Baber was born in 1911 in Brooklyn, New York, to parents Henry and Ethel. For the 1925 New York state census, her family's race is listed as Creole. Her father was a bank clerk and she had a younger sister named Muriel. (Note: 1925 New York state census, Vivienne Baber family) By 1930 she had changed the spelling of her name to "Vivian". (Note: 1930 United States census, Vivienne Baber) She began acting on stage productions in 1929, at age 18; her first role was the main character in the play, Harlem. Before that, she had sung in a cabaret chorus. In a 1932 interview, Baber said she had "Indian and English blood in [her] veins", and described herself as "three-quarters white and one-quarter colored". She also said she had danced at the Brooklyn Academy of Music, and still lived in the borough.

==Career==
Baber played the starring role in a 1929 production of Make Me Know It at Wallack's Theatre in New York City, following a three-day preview in New Rochelle. She played a part in You Know Me that same year at Wallack's Theatre. A reviewer praised Baber's performance as "surpass[ing] the rest of the cast" in 1930's Sweet Chariot, and another said she was good at her part and the play entertaining, though it was short of being "important". She was among the supporting cast of Confidence with Frank H. Wilson later that year. Baber was a principal actor in a 1932–33 production of the musical comedy Shuffle Along by Flournoy Miller.

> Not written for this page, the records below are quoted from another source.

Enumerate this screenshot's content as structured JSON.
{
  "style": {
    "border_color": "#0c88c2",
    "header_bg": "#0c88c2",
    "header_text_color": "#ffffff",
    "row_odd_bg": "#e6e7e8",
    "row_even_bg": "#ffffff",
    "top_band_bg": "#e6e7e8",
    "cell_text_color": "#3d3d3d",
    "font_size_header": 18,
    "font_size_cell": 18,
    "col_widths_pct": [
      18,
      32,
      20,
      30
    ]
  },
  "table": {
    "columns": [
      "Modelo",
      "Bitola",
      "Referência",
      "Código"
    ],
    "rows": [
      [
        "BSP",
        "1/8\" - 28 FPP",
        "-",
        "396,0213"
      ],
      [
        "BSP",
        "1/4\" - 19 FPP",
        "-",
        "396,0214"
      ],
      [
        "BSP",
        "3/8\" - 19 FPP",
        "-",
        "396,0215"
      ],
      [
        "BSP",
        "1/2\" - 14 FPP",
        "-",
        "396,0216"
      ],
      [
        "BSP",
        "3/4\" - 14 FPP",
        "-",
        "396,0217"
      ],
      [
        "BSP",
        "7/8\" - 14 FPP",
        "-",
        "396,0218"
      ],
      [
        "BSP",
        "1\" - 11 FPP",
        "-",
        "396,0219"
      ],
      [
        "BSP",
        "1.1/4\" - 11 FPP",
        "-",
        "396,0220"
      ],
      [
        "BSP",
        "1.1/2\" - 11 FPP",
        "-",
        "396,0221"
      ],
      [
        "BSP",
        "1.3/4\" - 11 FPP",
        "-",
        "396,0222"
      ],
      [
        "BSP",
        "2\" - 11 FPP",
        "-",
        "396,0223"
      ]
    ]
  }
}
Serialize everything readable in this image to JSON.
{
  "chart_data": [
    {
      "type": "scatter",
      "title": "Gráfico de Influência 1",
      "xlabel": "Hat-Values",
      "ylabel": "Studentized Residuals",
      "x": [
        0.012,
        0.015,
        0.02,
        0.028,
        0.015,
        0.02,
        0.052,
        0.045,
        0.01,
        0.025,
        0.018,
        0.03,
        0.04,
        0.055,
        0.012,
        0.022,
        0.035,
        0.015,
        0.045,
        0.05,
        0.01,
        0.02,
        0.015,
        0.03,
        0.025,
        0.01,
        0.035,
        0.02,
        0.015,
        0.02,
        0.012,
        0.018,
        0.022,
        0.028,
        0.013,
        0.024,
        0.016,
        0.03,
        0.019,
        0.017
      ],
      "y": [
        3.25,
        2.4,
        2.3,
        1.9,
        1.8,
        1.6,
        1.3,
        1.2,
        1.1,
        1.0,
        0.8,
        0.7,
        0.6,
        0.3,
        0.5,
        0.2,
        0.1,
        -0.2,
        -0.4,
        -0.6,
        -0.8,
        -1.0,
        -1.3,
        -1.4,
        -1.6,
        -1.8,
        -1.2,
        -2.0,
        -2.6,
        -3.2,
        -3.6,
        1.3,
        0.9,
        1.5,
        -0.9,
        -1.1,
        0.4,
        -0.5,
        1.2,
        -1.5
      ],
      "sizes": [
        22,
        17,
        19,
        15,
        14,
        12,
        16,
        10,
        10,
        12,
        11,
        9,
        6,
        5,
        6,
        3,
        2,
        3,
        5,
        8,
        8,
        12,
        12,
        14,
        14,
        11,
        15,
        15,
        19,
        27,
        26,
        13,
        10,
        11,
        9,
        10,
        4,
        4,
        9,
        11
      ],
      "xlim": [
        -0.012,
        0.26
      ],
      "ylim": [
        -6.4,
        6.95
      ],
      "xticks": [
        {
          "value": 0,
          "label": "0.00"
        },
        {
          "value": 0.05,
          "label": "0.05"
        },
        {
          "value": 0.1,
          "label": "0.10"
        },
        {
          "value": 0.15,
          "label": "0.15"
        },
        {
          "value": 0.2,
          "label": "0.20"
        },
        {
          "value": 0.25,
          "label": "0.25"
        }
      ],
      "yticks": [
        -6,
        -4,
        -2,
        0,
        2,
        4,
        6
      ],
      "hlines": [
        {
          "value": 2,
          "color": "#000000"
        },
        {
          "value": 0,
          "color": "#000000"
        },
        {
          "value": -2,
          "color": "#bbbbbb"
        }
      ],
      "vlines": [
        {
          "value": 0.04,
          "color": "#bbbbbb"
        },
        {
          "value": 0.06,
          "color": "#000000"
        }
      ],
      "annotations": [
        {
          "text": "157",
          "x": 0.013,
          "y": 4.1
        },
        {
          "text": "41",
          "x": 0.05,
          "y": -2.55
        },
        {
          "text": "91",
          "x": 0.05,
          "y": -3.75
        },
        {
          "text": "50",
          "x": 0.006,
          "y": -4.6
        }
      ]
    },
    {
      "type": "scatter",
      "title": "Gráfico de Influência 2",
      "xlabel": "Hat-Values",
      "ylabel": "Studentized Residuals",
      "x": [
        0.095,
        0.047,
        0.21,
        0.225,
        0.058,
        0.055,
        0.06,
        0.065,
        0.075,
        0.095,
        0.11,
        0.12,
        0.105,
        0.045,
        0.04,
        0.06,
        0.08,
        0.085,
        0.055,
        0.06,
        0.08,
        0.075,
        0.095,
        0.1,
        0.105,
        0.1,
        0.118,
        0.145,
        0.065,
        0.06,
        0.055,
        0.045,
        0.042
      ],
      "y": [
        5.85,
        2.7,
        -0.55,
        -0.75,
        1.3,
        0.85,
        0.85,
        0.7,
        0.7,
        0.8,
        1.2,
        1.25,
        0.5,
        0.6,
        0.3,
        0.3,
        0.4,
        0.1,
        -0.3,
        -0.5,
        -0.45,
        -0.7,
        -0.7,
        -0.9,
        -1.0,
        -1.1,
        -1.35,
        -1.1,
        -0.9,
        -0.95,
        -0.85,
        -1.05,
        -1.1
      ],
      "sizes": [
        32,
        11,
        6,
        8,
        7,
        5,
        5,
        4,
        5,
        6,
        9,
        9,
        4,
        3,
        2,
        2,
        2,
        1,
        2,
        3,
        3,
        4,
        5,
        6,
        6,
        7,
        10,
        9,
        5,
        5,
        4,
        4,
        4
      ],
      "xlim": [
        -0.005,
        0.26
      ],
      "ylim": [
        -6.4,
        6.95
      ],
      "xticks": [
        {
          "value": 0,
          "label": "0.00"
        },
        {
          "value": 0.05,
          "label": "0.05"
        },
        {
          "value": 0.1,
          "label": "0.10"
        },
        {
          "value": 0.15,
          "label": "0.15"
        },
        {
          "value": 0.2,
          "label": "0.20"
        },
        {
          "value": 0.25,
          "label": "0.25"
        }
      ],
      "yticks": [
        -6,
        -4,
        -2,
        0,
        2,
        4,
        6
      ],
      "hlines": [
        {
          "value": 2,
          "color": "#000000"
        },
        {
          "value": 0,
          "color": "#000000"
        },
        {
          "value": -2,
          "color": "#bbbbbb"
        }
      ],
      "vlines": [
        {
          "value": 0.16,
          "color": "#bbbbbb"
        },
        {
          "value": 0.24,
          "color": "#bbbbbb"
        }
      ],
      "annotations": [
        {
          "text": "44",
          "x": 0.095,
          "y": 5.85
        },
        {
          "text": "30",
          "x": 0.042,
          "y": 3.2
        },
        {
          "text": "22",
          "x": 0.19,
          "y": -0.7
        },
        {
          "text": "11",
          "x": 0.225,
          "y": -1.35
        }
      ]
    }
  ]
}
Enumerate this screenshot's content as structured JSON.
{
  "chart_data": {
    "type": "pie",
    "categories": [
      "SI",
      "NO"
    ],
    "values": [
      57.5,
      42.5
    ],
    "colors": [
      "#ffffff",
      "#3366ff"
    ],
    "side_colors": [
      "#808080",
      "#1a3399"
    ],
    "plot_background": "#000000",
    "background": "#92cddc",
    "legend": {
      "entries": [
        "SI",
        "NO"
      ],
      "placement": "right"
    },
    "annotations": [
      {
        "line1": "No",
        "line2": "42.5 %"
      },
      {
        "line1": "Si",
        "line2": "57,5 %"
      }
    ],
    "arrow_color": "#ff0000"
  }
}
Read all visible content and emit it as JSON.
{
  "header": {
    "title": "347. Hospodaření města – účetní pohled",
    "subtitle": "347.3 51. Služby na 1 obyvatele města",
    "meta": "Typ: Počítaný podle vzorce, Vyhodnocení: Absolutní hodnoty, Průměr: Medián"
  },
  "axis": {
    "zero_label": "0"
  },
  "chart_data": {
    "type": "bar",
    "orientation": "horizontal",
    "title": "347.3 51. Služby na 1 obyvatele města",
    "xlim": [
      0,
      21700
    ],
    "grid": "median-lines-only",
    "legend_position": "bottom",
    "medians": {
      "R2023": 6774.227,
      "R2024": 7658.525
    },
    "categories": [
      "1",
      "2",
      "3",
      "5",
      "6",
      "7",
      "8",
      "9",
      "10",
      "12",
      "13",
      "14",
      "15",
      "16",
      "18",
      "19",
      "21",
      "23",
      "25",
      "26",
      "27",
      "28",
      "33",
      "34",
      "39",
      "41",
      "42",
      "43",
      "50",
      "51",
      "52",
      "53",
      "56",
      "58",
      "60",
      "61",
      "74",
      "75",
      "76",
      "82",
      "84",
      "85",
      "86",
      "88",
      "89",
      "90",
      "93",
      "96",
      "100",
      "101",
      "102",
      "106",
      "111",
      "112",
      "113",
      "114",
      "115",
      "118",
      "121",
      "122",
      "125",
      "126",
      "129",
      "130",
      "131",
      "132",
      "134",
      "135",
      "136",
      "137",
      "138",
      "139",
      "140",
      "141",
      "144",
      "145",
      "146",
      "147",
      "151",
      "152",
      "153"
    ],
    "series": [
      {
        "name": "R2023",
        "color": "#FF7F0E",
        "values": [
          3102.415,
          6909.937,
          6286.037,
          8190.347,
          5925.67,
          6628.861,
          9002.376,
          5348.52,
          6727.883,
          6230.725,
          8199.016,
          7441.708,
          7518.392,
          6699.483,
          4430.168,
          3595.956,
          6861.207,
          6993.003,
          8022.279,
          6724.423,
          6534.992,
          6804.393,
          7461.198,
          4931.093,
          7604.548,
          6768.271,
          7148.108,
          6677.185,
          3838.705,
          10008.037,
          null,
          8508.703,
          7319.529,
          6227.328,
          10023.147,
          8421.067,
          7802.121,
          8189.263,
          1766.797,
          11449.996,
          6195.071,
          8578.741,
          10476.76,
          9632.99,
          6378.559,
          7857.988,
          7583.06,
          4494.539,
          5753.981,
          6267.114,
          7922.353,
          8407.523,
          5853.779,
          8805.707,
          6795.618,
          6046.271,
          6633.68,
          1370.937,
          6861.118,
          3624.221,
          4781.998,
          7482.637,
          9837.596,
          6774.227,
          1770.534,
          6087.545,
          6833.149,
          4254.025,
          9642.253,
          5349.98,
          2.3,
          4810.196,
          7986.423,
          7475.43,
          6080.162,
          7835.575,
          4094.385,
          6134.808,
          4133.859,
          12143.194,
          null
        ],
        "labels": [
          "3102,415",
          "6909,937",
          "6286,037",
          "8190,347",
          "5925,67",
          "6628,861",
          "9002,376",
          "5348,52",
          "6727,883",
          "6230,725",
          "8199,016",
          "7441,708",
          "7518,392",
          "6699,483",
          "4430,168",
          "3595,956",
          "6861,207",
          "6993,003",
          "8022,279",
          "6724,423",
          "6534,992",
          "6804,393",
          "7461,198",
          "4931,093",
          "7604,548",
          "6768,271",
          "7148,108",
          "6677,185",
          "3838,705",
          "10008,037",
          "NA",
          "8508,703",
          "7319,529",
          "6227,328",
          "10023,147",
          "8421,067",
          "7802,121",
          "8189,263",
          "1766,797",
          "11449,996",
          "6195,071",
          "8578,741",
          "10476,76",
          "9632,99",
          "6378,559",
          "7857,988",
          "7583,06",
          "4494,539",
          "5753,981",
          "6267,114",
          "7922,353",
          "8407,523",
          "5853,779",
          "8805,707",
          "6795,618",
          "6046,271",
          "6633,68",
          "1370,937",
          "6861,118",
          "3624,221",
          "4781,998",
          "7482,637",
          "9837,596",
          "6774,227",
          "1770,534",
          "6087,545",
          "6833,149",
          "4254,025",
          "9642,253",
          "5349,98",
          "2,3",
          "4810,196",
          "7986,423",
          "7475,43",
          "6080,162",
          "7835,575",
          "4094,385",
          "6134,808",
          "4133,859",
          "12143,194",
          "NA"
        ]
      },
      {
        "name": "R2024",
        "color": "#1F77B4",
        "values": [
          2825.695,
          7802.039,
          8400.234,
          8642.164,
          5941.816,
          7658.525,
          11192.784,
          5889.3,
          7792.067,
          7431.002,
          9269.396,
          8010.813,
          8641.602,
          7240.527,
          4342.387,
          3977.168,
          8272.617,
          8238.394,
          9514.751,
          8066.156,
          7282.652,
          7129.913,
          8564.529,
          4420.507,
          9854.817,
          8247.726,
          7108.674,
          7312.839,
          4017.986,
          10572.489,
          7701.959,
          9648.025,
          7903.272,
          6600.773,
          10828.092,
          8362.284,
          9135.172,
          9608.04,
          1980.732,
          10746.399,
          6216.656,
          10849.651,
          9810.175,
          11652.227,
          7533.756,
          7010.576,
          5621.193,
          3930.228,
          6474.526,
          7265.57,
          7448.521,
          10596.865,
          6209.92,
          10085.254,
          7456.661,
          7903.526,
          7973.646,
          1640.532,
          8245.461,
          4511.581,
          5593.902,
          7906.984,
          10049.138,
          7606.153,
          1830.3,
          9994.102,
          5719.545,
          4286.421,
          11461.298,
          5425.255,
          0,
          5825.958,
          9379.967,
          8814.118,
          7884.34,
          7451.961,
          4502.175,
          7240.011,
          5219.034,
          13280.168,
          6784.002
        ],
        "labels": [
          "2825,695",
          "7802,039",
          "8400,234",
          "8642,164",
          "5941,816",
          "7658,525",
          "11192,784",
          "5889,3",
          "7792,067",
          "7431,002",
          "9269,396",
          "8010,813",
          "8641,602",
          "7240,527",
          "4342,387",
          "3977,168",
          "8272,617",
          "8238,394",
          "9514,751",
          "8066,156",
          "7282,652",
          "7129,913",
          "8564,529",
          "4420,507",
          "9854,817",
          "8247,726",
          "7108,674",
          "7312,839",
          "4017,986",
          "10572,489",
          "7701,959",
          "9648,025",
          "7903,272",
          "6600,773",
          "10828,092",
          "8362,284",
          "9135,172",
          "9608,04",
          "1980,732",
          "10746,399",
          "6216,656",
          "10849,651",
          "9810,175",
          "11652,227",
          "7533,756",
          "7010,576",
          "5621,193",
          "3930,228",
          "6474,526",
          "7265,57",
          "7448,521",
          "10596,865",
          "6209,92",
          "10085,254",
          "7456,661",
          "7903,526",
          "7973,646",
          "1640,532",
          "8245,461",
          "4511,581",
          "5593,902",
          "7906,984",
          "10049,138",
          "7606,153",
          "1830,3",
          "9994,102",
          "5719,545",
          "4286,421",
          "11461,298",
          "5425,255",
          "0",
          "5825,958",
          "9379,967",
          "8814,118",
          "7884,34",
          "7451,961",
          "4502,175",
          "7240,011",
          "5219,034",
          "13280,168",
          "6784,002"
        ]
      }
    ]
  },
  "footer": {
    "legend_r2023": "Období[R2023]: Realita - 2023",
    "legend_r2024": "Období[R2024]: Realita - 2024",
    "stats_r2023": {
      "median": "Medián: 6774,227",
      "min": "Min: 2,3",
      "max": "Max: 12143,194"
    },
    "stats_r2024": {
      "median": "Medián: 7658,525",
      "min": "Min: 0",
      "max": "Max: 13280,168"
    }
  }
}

After disliking the roles she was typecast in, she quit acting for seven years. During this time, she worked for the Afro-American Newspapers and organized a children's theater organization in Washington, D.C. She returned to acting around 1946 to play the character Wini Bennett in the play, On Whitman Avenue in New York City.

She was the only woman cast in one show.

===Theater===
- Harlem (1929) as Cordelia Williams
- Make Me Know It (1929) as Mona Bannon
- Ginger Snaps (1929)
- Sweet Chariot (1930) as Delia
- Confidence (1930)
- Savage Rhythm (1932) as Star
- Shuffle Along of 1933 as Alice Walker; a revival of Shuffle Along
- On Whitman Avenue (1946) as Wini Bennett

===Filmography===
- They Know Their Groceries (1929) Vitaphone short
- The Black King (1932) as Mary Lou Lawton

==Personal life==
Baber married Peter Douglas Johnson (1906–1958) in Brooklyn on February 28, 1937. They divorced before May 1946.